Link sign prediction on a signed graph is a task to determine whether the relationship represented by an edge is positive or negative. Since the presence of negative edges violates the graph homophily assumption that adjacent nodes are similar, regular graph methods have not been applicable without auxiliary structures to handle them. We aim to directly model the latent statistical dependency among edges with the Gaussian copula and its corresponding correlation matrix, extending CopulaGNN. However, a naive modeling of edge-edge relations is computationally intractable even for a graph with moderate scale. To address this, we propose to 1) represent the correlation matrix as a Gramian of edge embeddings, significantly reducing the number of parameters, and 2) reformulate the conditional probability distribution to dramatically reduce the inference cost. We theoretically verify scalability of our method by proving its linear convergence. Also, our extensive experiments demonstrate that it achieves significantly faster convergence than baselines, maintaining competitive prediction performance to the state-of-the-art models.

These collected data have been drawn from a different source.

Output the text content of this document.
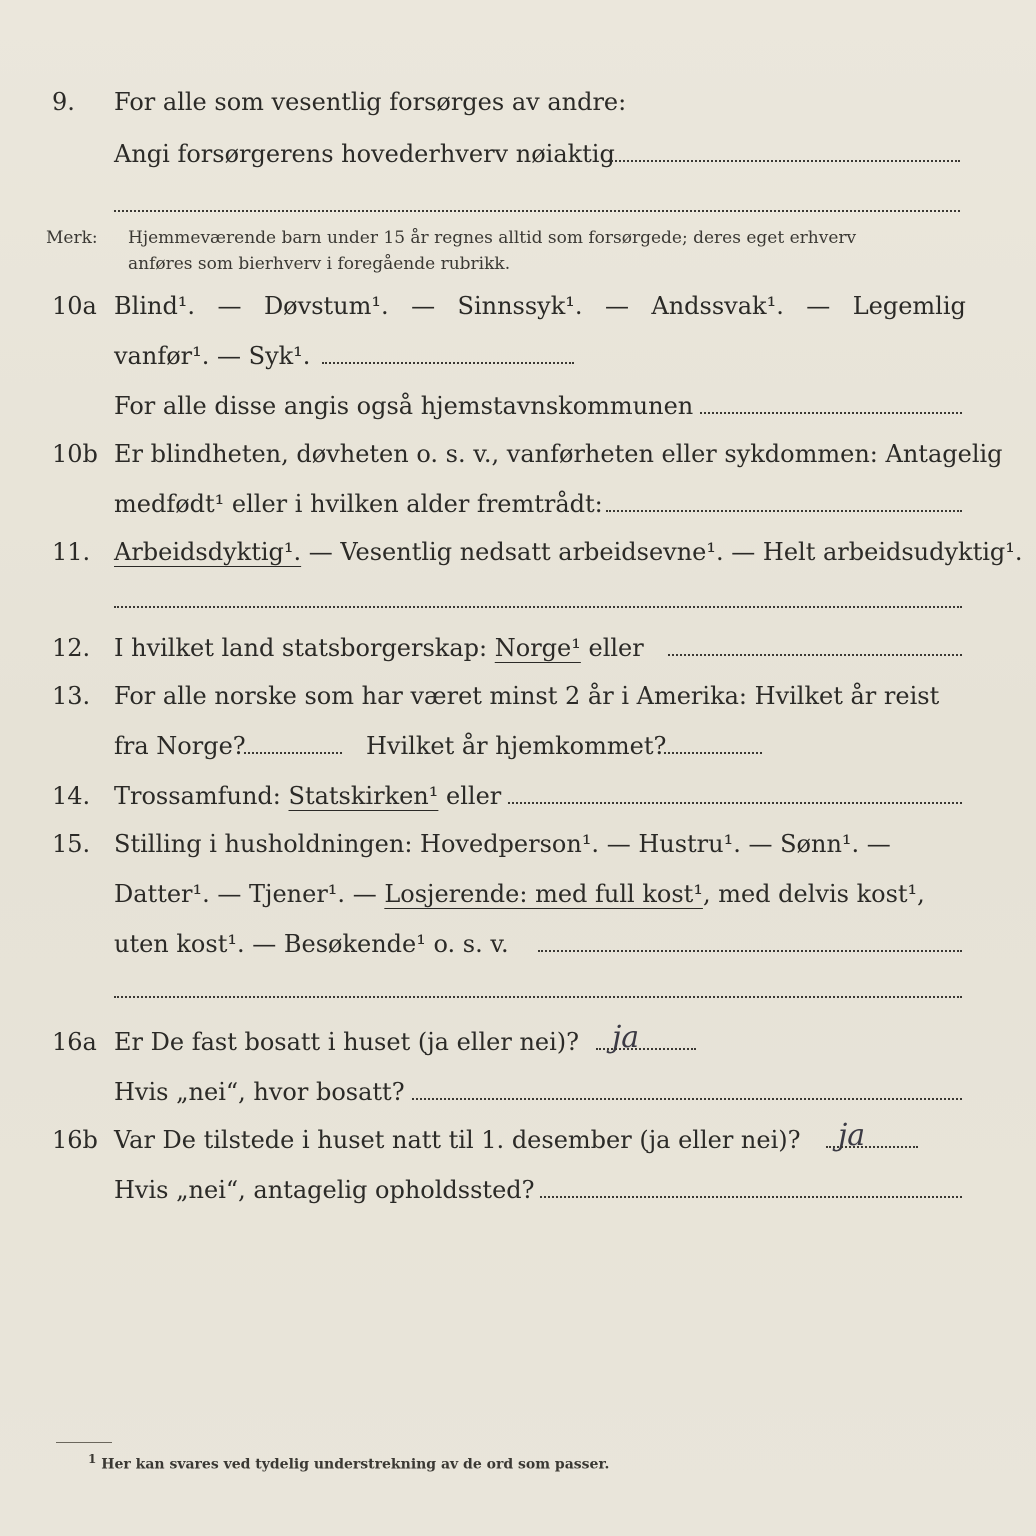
9. For alle som vesentlig forsørges av andre:
Angi forsørgerens hovederhverv nøiaktig
Merk: Hjemmeværende barn under 15 år regnes alltid som forsørgede; deres eget erhverv
anføres som bierhverv i foregående rubrikk.
10a Blind¹. — Døvstum¹. — Sinnssyk¹. — Andssvak¹. — Legemlig
vanfør¹. — Syk¹.
For alle disse angis også hjemstavnskommunen
10b Er blindheten, døvheten o. s. v., vanførheten eller sykdommen: Antagelig
medfødt¹ eller i hvilken alder fremtrådt:
11. Arbeidsdyktig¹. — Vesentlig nedsatt arbeidsevne¹. — Helt arbeidsudyktig¹.
12. I hvilket land statsborgerskap: Norge¹ eller
13. For alle norske som har været minst 2 år i Amerika: Hvilket år reist
fra Norge?	Hvilket år hjemkommet?
14. Trossamfund: Statskirken¹ eller
15. Stilling i husholdningen: Hovedperson¹. — Hustru¹. — Sønn¹. —
Datter¹. — Tjener¹. — Losjerende: med full kost¹, med delvis kost¹,
uten kost¹. — Besøkende¹ o. s. v.
16a Er De fast bosatt i huset (ja eller nei)? ja
Hvis „nei“, hvor bosatt?
16b Var De tilstede i huset natt til 1. desember (ja eller nei)? ja
Hvis „nei“, antagelig opholdssted?
$^1$ Her kan svares ved tydelig understrekning av de ord som passer.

翻译：符号图上的链接符号预测任务旨在确定一条边所表示的关系是正向还是负向。由于负向边的存在违反了相邻节点相似的图同质性假设，常规图方法在没有辅助结构处理这些负向边时并不适用。我们旨在通过高斯连接函数及其对应的相关矩阵，直接对边之间的潜在统计依赖性进行建模，从而扩展CopulaGNN。然而，即使对于中等规模的图，对边-边关系进行朴素建模在计算上也是不可行的。为解决此问题，我们提出：1）将相关矩阵表示为边嵌入的格拉姆矩阵，显著减少参数数量；2）重新构建条件概率分布，大幅降低推理成本。我们通过证明其线性收敛性，从理论上验证了方法的可扩展性。此外，大量实验表明，该方法比基线模型收敛速度显著更快，同时在预测性能上保持了与最先进模型相当的竞争力。